All of this beauty continues until you climb a particularly sharp ridge. On the other side of this ridge, you come to a clearing where the vegetation changes dramatically. Firs and ferns give way to pines and manzanita. This sunny, open pocket is a welcome respite from the omnipresent shade and deep gloom of the redwood forest. It’s not that the darkness is unpleasant. It’s just that when you’ve been beneath it for a full day and morning of hiking, a little sunshine can feel really good.
After this patch, the trail begins to descend, and the sound of rushing water becomes audible. It’s not too long before the trail emerges at the top of a waterfall. This is not Berry Creek Falls, but rather Golden Cascade Falls. On its own, this waterfall would be impressive, but it is the first, and slightest, of three falls that grace this brief stretch of trail.

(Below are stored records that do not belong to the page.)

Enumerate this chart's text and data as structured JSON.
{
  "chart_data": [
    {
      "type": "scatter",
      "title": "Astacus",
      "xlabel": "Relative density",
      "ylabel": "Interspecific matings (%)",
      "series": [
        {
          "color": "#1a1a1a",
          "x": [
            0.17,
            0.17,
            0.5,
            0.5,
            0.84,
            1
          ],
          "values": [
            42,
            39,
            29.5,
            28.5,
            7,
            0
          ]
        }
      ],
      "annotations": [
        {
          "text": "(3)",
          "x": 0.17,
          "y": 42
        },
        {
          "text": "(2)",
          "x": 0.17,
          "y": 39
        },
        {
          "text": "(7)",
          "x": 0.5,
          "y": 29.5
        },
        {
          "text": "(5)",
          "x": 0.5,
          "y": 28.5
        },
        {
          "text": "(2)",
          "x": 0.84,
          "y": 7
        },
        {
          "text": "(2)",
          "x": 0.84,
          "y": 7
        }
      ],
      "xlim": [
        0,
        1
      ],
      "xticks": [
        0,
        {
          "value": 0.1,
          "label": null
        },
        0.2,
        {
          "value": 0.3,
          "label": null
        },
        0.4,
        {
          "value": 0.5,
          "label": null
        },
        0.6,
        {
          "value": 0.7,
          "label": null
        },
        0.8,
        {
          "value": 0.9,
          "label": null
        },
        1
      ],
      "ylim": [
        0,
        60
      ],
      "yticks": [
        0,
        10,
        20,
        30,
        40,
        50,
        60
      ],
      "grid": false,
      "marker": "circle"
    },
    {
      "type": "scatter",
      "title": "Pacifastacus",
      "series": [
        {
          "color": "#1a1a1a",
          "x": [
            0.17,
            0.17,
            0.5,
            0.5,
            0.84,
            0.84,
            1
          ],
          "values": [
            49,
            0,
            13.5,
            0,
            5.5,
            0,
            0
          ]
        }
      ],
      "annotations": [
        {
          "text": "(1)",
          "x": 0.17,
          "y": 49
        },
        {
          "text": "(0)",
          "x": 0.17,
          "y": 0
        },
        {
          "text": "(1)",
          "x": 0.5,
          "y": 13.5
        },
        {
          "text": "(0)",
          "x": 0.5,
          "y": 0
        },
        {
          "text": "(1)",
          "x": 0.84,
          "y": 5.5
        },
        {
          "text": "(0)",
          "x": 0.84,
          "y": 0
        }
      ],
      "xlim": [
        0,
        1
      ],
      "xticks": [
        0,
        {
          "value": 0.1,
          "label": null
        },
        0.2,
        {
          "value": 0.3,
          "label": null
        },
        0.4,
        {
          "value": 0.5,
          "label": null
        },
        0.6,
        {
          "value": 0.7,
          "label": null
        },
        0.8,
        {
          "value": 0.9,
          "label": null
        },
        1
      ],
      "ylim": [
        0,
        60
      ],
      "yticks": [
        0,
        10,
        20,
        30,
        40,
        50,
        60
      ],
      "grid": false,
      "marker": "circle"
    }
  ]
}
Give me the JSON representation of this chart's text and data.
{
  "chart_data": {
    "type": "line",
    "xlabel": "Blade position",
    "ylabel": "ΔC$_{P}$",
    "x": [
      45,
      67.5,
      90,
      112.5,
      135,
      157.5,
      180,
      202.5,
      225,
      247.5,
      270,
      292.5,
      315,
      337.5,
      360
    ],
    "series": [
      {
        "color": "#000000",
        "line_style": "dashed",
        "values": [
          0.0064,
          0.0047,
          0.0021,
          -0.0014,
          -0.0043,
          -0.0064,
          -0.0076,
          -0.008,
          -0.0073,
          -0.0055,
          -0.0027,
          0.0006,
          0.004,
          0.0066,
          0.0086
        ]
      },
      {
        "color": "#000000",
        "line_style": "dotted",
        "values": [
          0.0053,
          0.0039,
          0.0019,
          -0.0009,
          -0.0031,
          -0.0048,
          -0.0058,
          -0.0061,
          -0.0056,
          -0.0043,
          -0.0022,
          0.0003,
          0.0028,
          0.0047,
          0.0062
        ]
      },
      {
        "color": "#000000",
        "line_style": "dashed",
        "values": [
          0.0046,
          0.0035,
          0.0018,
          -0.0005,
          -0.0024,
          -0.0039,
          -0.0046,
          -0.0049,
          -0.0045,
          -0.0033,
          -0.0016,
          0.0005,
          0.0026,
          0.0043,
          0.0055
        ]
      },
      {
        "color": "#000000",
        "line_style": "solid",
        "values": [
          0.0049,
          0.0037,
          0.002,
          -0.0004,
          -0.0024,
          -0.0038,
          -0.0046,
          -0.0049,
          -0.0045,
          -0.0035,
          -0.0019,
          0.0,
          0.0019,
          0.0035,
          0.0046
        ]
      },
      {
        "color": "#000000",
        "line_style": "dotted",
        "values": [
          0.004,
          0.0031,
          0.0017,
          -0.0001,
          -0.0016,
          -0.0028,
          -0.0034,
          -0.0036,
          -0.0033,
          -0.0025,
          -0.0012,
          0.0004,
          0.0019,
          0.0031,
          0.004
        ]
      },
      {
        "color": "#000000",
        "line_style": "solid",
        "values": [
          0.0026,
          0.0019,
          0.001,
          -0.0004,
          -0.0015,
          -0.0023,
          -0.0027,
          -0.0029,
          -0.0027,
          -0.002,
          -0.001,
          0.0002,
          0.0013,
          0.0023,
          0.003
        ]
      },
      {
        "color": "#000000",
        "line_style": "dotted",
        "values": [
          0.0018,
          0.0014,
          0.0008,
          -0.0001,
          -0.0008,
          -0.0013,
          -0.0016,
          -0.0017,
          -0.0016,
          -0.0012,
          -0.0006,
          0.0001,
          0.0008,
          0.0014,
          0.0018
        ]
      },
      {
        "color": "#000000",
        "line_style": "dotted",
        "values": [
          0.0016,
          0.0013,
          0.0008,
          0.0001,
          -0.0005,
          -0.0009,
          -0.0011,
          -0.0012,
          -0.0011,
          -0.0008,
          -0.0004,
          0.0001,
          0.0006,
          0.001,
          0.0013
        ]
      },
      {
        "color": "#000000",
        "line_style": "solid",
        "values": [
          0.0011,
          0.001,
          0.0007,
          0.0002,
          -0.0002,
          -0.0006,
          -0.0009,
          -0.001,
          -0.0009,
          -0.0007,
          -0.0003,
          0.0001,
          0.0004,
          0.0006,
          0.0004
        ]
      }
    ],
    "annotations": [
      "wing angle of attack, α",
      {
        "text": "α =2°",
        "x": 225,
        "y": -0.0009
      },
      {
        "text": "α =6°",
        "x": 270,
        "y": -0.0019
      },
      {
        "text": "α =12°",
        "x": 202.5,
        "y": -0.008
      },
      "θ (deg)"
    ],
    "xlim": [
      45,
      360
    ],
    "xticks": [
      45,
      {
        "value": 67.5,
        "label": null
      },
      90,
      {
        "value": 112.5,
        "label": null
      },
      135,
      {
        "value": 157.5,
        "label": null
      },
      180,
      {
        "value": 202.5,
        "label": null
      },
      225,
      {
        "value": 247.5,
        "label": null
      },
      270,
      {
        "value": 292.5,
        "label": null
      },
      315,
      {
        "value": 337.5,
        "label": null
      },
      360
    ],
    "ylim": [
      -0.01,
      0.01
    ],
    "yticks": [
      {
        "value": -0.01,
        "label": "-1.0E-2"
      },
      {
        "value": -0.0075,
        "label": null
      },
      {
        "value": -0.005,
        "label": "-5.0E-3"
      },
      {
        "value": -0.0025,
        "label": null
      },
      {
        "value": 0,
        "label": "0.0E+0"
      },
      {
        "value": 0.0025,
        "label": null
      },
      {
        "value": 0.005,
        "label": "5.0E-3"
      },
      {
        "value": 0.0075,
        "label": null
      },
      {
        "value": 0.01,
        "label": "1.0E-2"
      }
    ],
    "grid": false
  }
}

The second fall is Silver Falls, which is higher and slightly more impressive than the first. It’s also worth noting that the scenery on this stretch is nothing short of magical. This stretch of trail isn’t much more than a mile, and yet it is one of the slowest miles I have ever walked.
After much creek-side ambling and water-fall viewing, I came to the top of Berry Creek Falls, a 70-foot cataract in the heart of the forest. The first view is from up-close, and it is pretty impressive. However, the waterfall is much more comely from afar. There’s a bench on the Skyline Trail upon which you can sit and take in the scene, which is presented in the video above.
After this, it’s a leisurely trip along Skyline, up and over the ridge, and then back to the camp. Without a pack, this trail is every bit as gorgeous as anything in the park as it passes through extremely damp sections of forest into dryer sections of the forest that more closely resemble the Sequoia groves in the Sierras. On the east side of the ridge, the Redwood Trail offers an up close glimpse at some of the biggest trees in the area on a well-groomed but popular loop trail. I walked this trail numerous times not so much because it was so pretty but because there was a water fountain that saved me from having to pump water out of a creek.
Finally, I ended up back at camp for a nap that would rest my body for a ascent of Pine Mountain.
Pine Mountain is a 2,200′ promontory that broods over the deep redwood forests below. The climate here is dryer, and, as a result, the mountain is covered with pines that grow so small that they almost achieve chaparral proportions. The trees here seldom grow over twenty feet, and as a result, there are more views to be had than at any other portion of the park.
Pine Mountain itself is closed to hikers, but Buzzard’s Roost, a large rock that looks ideal for perching, is a pleasant place to stop and take in views of Big Basin and the distant ocean. Aside from the patch on Sunset Trail, this is really the only place to get out of the gloom of the redwood forest. It’s a bit of work to get there (1,200′ of gain), but it is well worth the climb.
Additionally, it’s the only place to get cell phone reception in the entire park. This should not matter at all, but since I wanted to talk to Kelly since I missed her, but also to coordinate pick up times for her flight at San Francisco, it’s a nice spot to rejoin the rest of civilization if only for a few minutes.
And when you’re in a place like Big Basin, a few minutes of the outside world is all you need.